Extensive peritoneal lavage with saline after curative gastrectomy for gastric cancer (EXPEL): a multicentre randomised controlled trial

Author(s):  
Han Kwang Yang ◽  
Jiafu Ji ◽  
Sang Uk Han ◽  
Masanori Terashima ◽  
Guoxin Li ◽  
...  
2020 ◽  
Vol 38 (4_suppl) ◽  
pp. 279-279 ◽  
Author(s):  
Jimmy Bok Yan So ◽  
Jiafu Ji ◽  
Sang Uk Han ◽  
Masanori Terashima ◽  
Guoxin Li ◽  
...  

279 Background: Peritoneal recurrence of gastric cancer after curative surgical resection is common and portends a poor prognosis. Preliminary studies suggest extensive intraoperative peritoneal lavage (EIPL) may reduce the risk of peritoneal recurrence and improve survival. We sought to perform a randomized phase III study to definitively establish the role of performing EIPL after gastrectomy. Methods: This is a prospective, open-label, phase 3 multicentre randomised controlled trial involving 22 hospitals from Korea. China, Japan, Malaysia and Singapore. Patients aged between 21 to 80 years with cT3/4 stomach cancer undergoing curative resection were randomized to either surgery and EIPL (lavage with 10 litres of saline) or surgery alone. Comparison of DFS and OS were made via log-rank test. The cumulative incidence of peritoneal recurrence was compared using competing risks approach. All analyses were performed based on intention-to-treat.

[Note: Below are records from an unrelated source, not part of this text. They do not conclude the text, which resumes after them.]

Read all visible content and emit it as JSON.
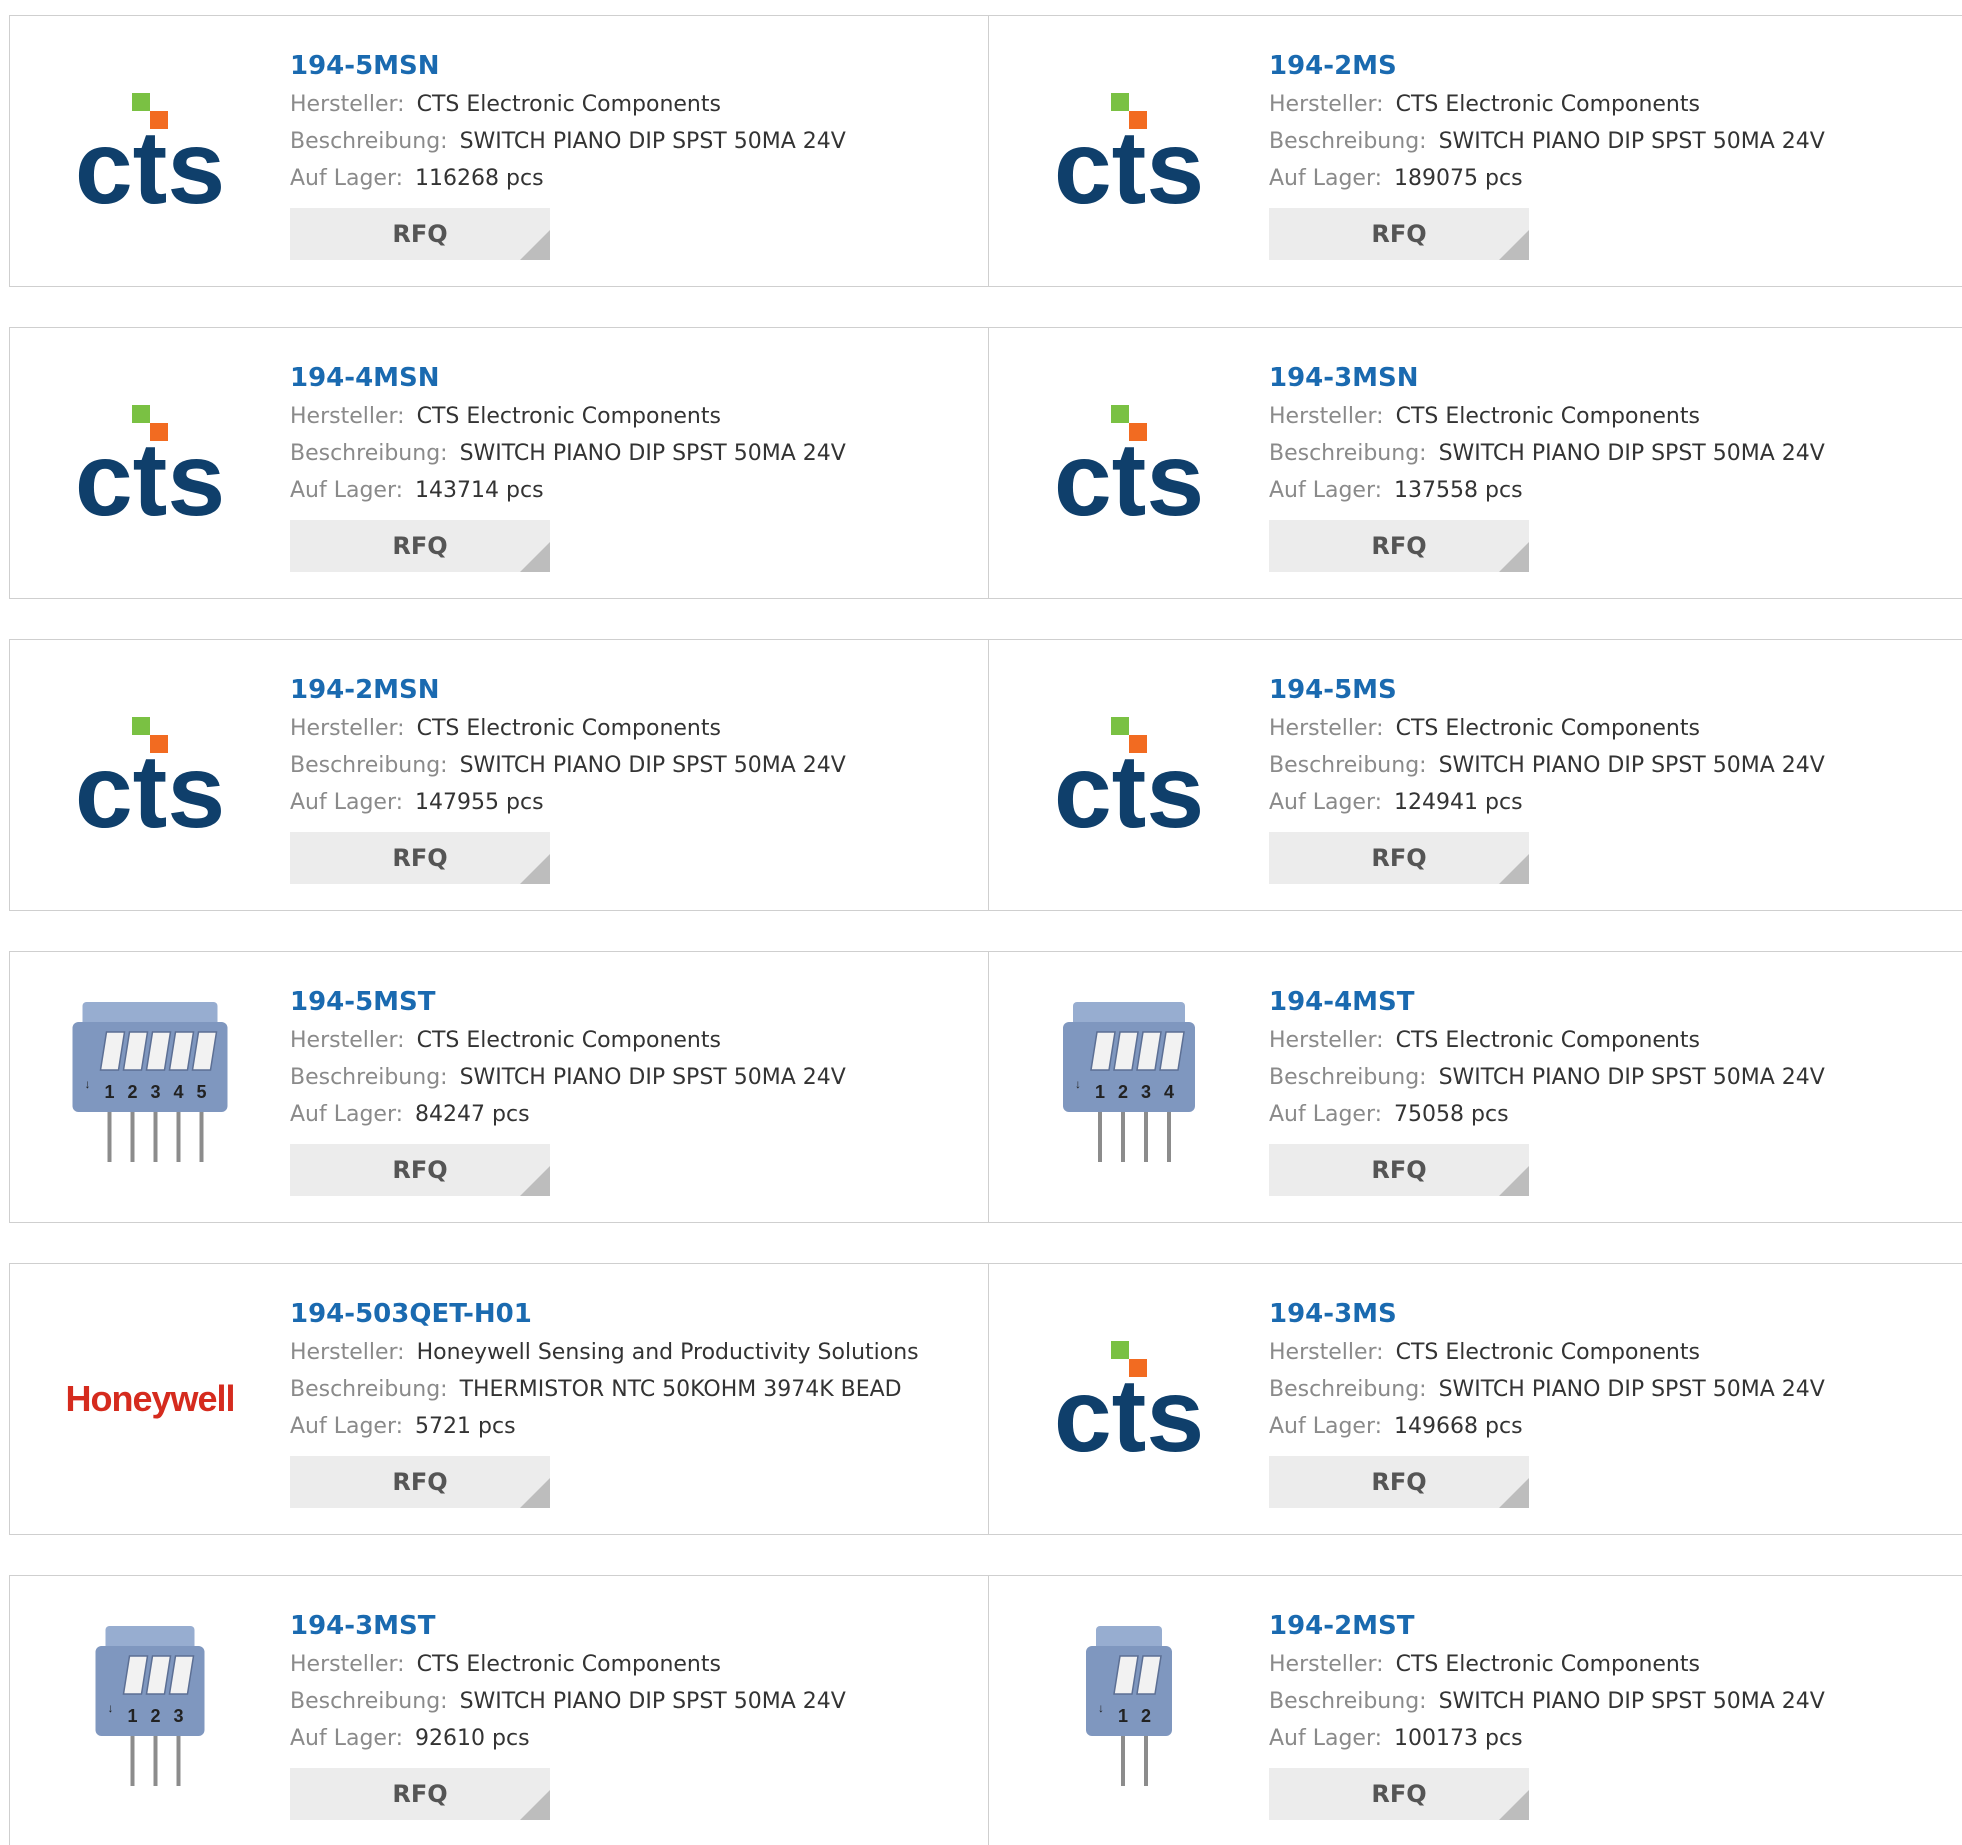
{
  "labels": {
    "manufacturer": "Hersteller:",
    "description": "Beschreibung:",
    "stock": "Auf Lager:",
    "rfq": "RFQ"
  },
  "colors": {
    "part_link": "#1a6ab0",
    "cts_blue": "#0f3f6b",
    "cts_green": "#7ac143",
    "cts_orange": "#f26b21",
    "honeywell_red": "#d52b1e",
    "switch_body": "#7f97bf"
  },
  "products": [
    {
      "part": "194-5MSN",
      "manufacturer": "CTS Electronic Components",
      "description": "SWITCH PIANO DIP SPST 50MA 24V",
      "stock": "116268 pcs",
      "image": "cts-logo"
    },
    {
      "part": "194-2MS",
      "manufacturer": "CTS Electronic Components",
      "description": "SWITCH PIANO DIP SPST 50MA 24V",
      "stock": "189075 pcs",
      "image": "cts-logo"
    },
    {
      "part": "194-4MSN",
      "manufacturer": "CTS Electronic Components",
      "description": "SWITCH PIANO DIP SPST 50MA 24V",
      "stock": "143714 pcs",
      "image": "cts-logo"
    },
    {
      "part": "194-3MSN",
      "manufacturer": "CTS Electronic Components",
      "description": "SWITCH PIANO DIP SPST 50MA 24V",
      "stock": "137558 pcs",
      "image": "cts-logo"
    },
    {
      "part": "194-2MSN",
      "manufacturer": "CTS Electronic Components",
      "description": "SWITCH PIANO DIP SPST 50MA 24V",
      "stock": "147955 pcs",
      "image": "cts-logo"
    },
    {
      "part": "194-5MS",
      "manufacturer": "CTS Electronic Components",
      "description": "SWITCH PIANO DIP SPST 50MA 24V",
      "stock": "124941 pcs",
      "image": "cts-logo"
    },
    {
      "part": "194-5MST",
      "manufacturer": "CTS Electronic Components",
      "description": "SWITCH PIANO DIP SPST 50MA 24V",
      "stock": "84247 pcs",
      "image": "dip-switch-photo",
      "switch_labels": [
        "1",
        "2",
        "3",
        "4",
        "5"
      ]
    },
    {
      "part": "194-4MST",
      "manufacturer": "CTS Electronic Components",
      "description": "SWITCH PIANO DIP SPST 50MA 24V",
      "stock": "75058 pcs",
      "image": "dip-switch-photo",
      "switch_labels": [
        "1",
        "2",
        "3",
        "4"
      ]
    },
    {
      "part": "194-503QET-H01",
      "manufacturer": "Honeywell Sensing and Productivity Solutions",
      "description": "THERMISTOR NTC 50KOHM 3974K BEAD",
      "stock": "5721 pcs",
      "image": "honeywell-logo",
      "logo_text": "Honeywell"
    },
    {
      "part": "194-3MS",
      "manufacturer": "CTS Electronic Components",
      "description": "SWITCH PIANO DIP SPST 50MA 24V",
      "stock": "149668 pcs",
      "image": "cts-logo"
    },
    {
      "part": "194-3MST",
      "manufacturer": "CTS Electronic Components",
      "description": "SWITCH PIANO DIP SPST 50MA 24V",
      "stock": "92610 pcs",
      "image": "dip-switch-photo",
      "switch_labels": [
        "1",
        "2",
        "3"
      ]
    },
    {
      "part": "194-2MST",
      "manufacturer": "CTS Electronic Components",
      "description": "SWITCH PIANO DIP SPST 50MA 24V",
      "stock": "100173 pcs",
      "image": "dip-switch-photo",
      "switch_labels": [
        "1",
        "2"
      ]
    }
  ]
}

Results: Between March 2015 to August 2018, 800 patients were randomly assigned to surgery alone ( n= 402) or EIPL ( n= 398). Based on a median follow-up duration of 29 months, the 3-year cumulative incidence of all-cause mortality was 23.1% and 23.3% for EIPL and surgery alone respectively (hazard ratio [HR] = 1.09, 95% CI: 0.78 to 1.52, p = 0.615). Similarly, the 3-year cumulative incidence of recurrence were 28.0% and 25.9% respectively (HR = 1.01, 95% CI: 0.74 to 1.37, p = 0.947), and 7.9% and 6.6% respectively for peritoneal recurrence (Subdistribution HR = 1.33, 95% CI: 0.73 to 2.42, p = 0.347). Overall, the risk of adverse events was higher in EIPL as compared to surgery alone (relative risk = 1.58, 95% CI 1.07 to 2.33, p = 0.019). The most common adverse events were anastomotic leak, bleeding and intra-abdominal abscess. At the planned third interim analysis on 28 August 2019, the predictive probability of achieving even a 5% difference in 3-year OS in favour of EIPL at final analysis was < 0.4%. The trial was thus recommended to terminate on the basis of futility. Conclusions: EIPL does not show any survival benefit compared with surgery alone and is not recommended for patients undergoing curative gastrectomy for cancer. Clinical trial information: NCT02140034.